In rousing remarks that urged graduates to embrace risk, seek change and follow a guiding light, Toyota Motor Corporation President Akio Toyoda delivered the keynote commencement address to the Class of 2019 graduates of Babson College’s F.W. Olin Graduate School of Business Saturday near Boston.
It was a homecoming for Toyoda, who earned his MBA from Babson College in 1982. As one of the school’s best-known and most successful alumni, Toyoda was selected as the keynote speaker for its Centennial Commencement, celebrating 100 years of specializing in entrepreneurship education.
Toyoda began by telling the story of his time as a young business student in America, trying to keep up with demanding classes in a foreign language.
“For me, taking classes in English was a real challenge,” Toyoda said. “It took all of my focus and free time. I never went to parties. I never went to a hockey game. I just went from my dorm, to class, to the library. I was, in a word, boring. But since I’m here to offer you words of advice, let the first be this: don’t be boring.”
Don't Be Boring -- Toyota Motor Corporation President Akio Toyoda urged gradutes to find their passions and be bold, not boring.
It was a theme Toyoda built on throughout his speech – that while a transition like graduation can be equal parts exhilarating and terrifying, the best business leaders face change fearlessly. Toyoda encouraged the graduates to lean into the unknown and find their passions.
“Now’s the time to figure out what speaks to your heart the most,” Toyoda said. “The beginning of your career is really the best part, because you have the freedom to try different things before the inevitable responsibilities of life pile up. So, use this time… this freedom that your youth provides… to find your happy world. And don’t be afraid if it’s not what’s ‘expected.’”
It’s a lesson Toyoda understands well. After all, his grandfather started Toyota more than 80 years ago. One would assume Toyoda was always destined to end up working for the family business. But as he explained to graduates, he did it on his own terms – even in the face of a global recession and the unintended acceleration crisis that marked his first years as TMC president.
“One of the challenges of running a business that’s been in your family for decades is, how willing are you to make dramatic change when it’s called for? How do you look at things objectively and not hang on to something for sentimental reasons? How do you take the risk of making fabric one day… and cars the next? I am often asked whether I am burdened by having the name Toyoda. When I was your age, I might have said yes. But today, I’m very proud of what the name represents, and the hundreds of thousands of people it supports around the world.”
Homecoming -- Toyoda pictured with Babson College President Kerry Healey. Toyoda earned an MBA from Babson's business school in 1982.
Toyoda was welcomed to the stage by former Babson College President Ralph Sorenson. Sorenson led the school in the early 1980s, while Toyoda was a student. The two developed a close personal bond, with Toyoda even living in the Sorenson family home for several months as he learned English.

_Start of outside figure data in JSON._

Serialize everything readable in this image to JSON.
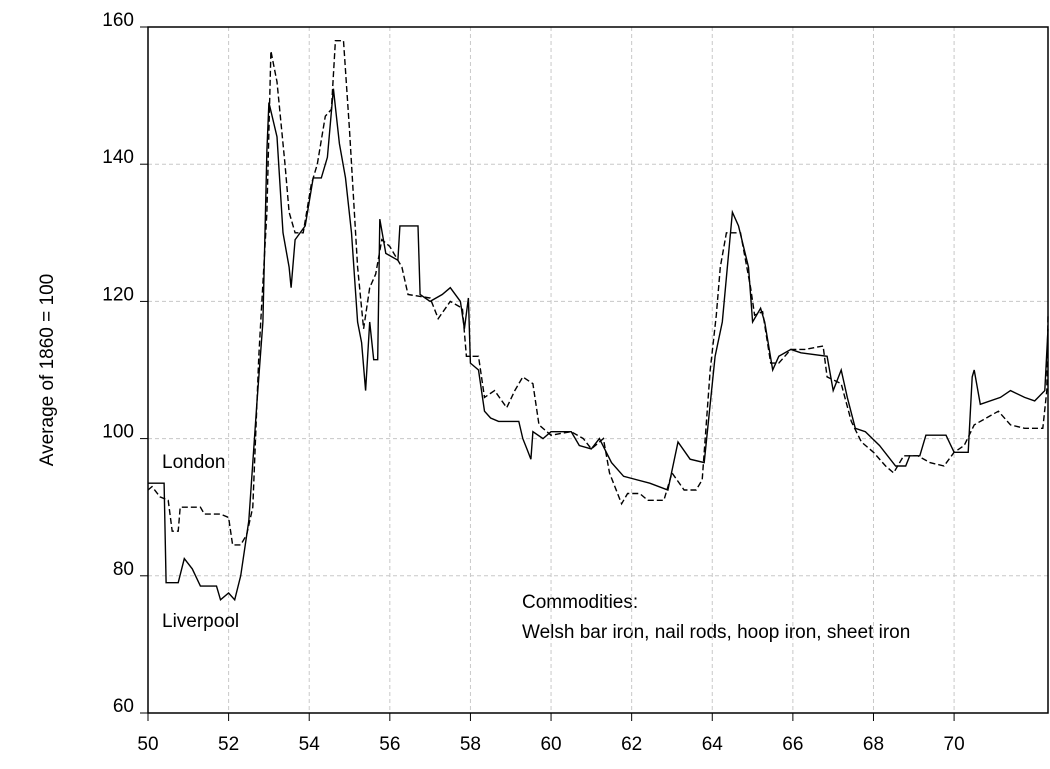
{
  "chart_data": {
    "type": "line",
    "ylabel": "Average of 1860 = 100",
    "annotations": [
      "Commodities:",
      "Welsh bar iron, nail rods, hoop iron, sheet iron"
    ],
    "xlim": [
      50,
      72.33
    ],
    "xticks": [
      50,
      52,
      54,
      56,
      58,
      60,
      62,
      64,
      66,
      68,
      70
    ],
    "ylim": [
      60,
      160
    ],
    "yticks": [
      60,
      80,
      100,
      120,
      140,
      160
    ],
    "grid": true,
    "series": [
      {
        "name": "Liverpool",
        "color": "#000000",
        "line_style": "solid",
        "x": [
          50.0,
          50.4,
          50.45,
          50.75,
          50.9,
          51.1,
          51.3,
          51.7,
          51.8,
          52.0,
          52.15,
          52.3,
          52.5,
          52.7,
          52.85,
          52.95,
          53.0,
          53.2,
          53.35,
          53.5,
          53.55,
          53.65,
          53.9,
          54.1,
          54.3,
          54.45,
          54.6,
          54.75,
          54.9,
          55.05,
          55.2,
          55.3,
          55.4,
          55.5,
          55.6,
          55.7,
          55.75,
          55.9,
          56.2,
          56.25,
          56.7,
          56.75,
          57.0,
          57.3,
          57.5,
          57.75,
          57.85,
          57.95,
          58.0,
          58.2,
          58.35,
          58.5,
          58.7,
          59.2,
          59.3,
          59.4,
          59.5,
          59.55,
          59.8,
          60.0,
          60.5,
          60.7,
          61.0,
          61.2,
          61.5,
          61.8,
          62.45,
          62.9,
          63.15,
          63.45,
          63.8,
          64.07,
          64.25,
          64.5,
          64.65,
          64.9,
          65.0,
          65.2,
          65.3,
          65.5,
          65.65,
          65.95,
          66.2,
          66.85,
          67.0,
          67.2,
          67.35,
          67.55,
          67.8,
          68.15,
          68.55,
          68.8,
          68.9,
          69.15,
          69.3,
          69.8,
          70.0,
          70.35,
          70.45,
          70.5,
          70.65,
          71.15,
          71.4,
          71.75,
          72.0,
          72.25,
          72.33
        ],
        "values": [
          93.5,
          93.5,
          79,
          79,
          82.5,
          81,
          78.5,
          78.5,
          76.5,
          77.5,
          76.5,
          80,
          88,
          105,
          117,
          142,
          149,
          144,
          130,
          125,
          122,
          129,
          131,
          138,
          138,
          141,
          151,
          143,
          138,
          130,
          117,
          114,
          107,
          117,
          111.5,
          111.5,
          132,
          127,
          126,
          131,
          131,
          121,
          120,
          121,
          122,
          120,
          116,
          120.5,
          111,
          110,
          104,
          103,
          102.5,
          102.5,
          100,
          98.5,
          97,
          101,
          100,
          101,
          101,
          99,
          98.5,
          100,
          96.5,
          94.5,
          93.5,
          92.5,
          99.5,
          97,
          96.5,
          112,
          117,
          133,
          131,
          125,
          117,
          119,
          117,
          110,
          112,
          113,
          112.5,
          112,
          107,
          110,
          106,
          101.5,
          101,
          99,
          96,
          96,
          97.5,
          97.5,
          100.5,
          100.5,
          98,
          98,
          109,
          110,
          105,
          106,
          107,
          106,
          105.5,
          107,
          116
        ]
      },
      {
        "name": "London",
        "color": "#000000",
        "line_style": "dashed",
        "x": [
          50.0,
          50.1,
          50.3,
          50.5,
          50.6,
          50.75,
          50.8,
          51.3,
          51.4,
          51.8,
          52.0,
          52.1,
          52.3,
          52.45,
          52.6,
          52.75,
          52.95,
          53.05,
          53.2,
          53.4,
          53.5,
          53.65,
          53.85,
          54.05,
          54.2,
          54.4,
          54.55,
          54.65,
          54.85,
          55.0,
          55.2,
          55.35,
          55.5,
          55.65,
          55.8,
          56.0,
          56.3,
          56.45,
          57.0,
          57.2,
          57.5,
          57.8,
          57.9,
          58.2,
          58.35,
          58.6,
          58.9,
          59.1,
          59.3,
          59.55,
          59.7,
          60.0,
          60.5,
          60.8,
          61.0,
          61.3,
          61.45,
          61.75,
          61.9,
          62.2,
          62.4,
          62.8,
          63.0,
          63.3,
          63.6,
          63.75,
          63.95,
          64.1,
          64.2,
          64.35,
          64.7,
          64.95,
          65.05,
          65.25,
          65.45,
          65.65,
          65.95,
          66.3,
          66.75,
          66.85,
          67.2,
          67.45,
          67.7,
          68.0,
          68.3,
          68.5,
          68.75,
          69.1,
          69.4,
          69.75,
          70.0,
          70.25,
          70.5,
          70.8,
          71.1,
          71.4,
          71.75,
          72.2,
          72.3,
          72.33
        ],
        "values": [
          92.5,
          93,
          91.5,
          91,
          86.5,
          86.5,
          90,
          90,
          89,
          89,
          88.5,
          84.5,
          84.5,
          86,
          90,
          112,
          133,
          156.5,
          152,
          140,
          133,
          130,
          130,
          137,
          140,
          147,
          148,
          158,
          158,
          145,
          125,
          116,
          122,
          124,
          129,
          128,
          125,
          121,
          120.5,
          117.5,
          120,
          119,
          112,
          112,
          106,
          107,
          104.5,
          107,
          109,
          108,
          102,
          100.5,
          101,
          100,
          98.5,
          100,
          95,
          90.5,
          92,
          92,
          91,
          91,
          95,
          92.5,
          92.5,
          94,
          110,
          118,
          125,
          130,
          130,
          122,
          118,
          118.5,
          111,
          111,
          113,
          113,
          113.5,
          109,
          108,
          102.5,
          99.5,
          98,
          96,
          95,
          97.5,
          97.5,
          96.5,
          96,
          98,
          99,
          102,
          103,
          104,
          102,
          101.5,
          101.5,
          107,
          118
        ]
      }
    ]
  }
}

“I remember he was an excellent student,” Sorenson said. “You have to remember, he was in a difficult situation. Imagine if you or I went to Japan to try and earn a graduate degree, and to study it in a different language. That is very, very difficult. But by the time he left Babson, he was totally fluent.”
He remembers Toyoda as a young man full of curiosity, always seeking answers and understanding in an effort to do things better and improve – something Toyota team members no doubt recognize as the spirit of kaizen.
“At Babson, I think Akio-san really learned that entrepreneurial mindset,” Sorenson said. “By that I mean, thought and action. Anyone can start a business. But an entrepreneur is always applying creative and innovative ways of thinking to what they do. And you see that as Toyota continues to be on the forefront of things like hydrogen and mobility. I’m so proud of everything Akio-san has accomplished. He could have done anything with his life. But he’s always been curious. And he’s stayed curious. And I believe that’s a big part of Toyota’s success.
As Toyoda’s remarks drew to a close, he had a few final requests for the room packed with newly-minted graduates and their families.
He urged them to find inspiration – whether it be Oprah, Yoda, Tom Brady, family or friends – and feed off their energy. Then, go out and be an inspiration for the next generation of leaders.
And in a nod to our Toyota Way, Toyoda wrapped up with perhaps the simplest advice of all: be good.
“Care about the environment,” he said. “Care about the planet, about what’s happening in other parts of the world. Don’t worry about being cool. Be warm. Decide what you stand for. At Toyota, we have a set of values that include integrity, humility and respect for people. We call it the Toyota Way. It gives our company a North Star… a guiding light. Find your own guiding light and it inform every decision you make. Let it help you make the world a better place.”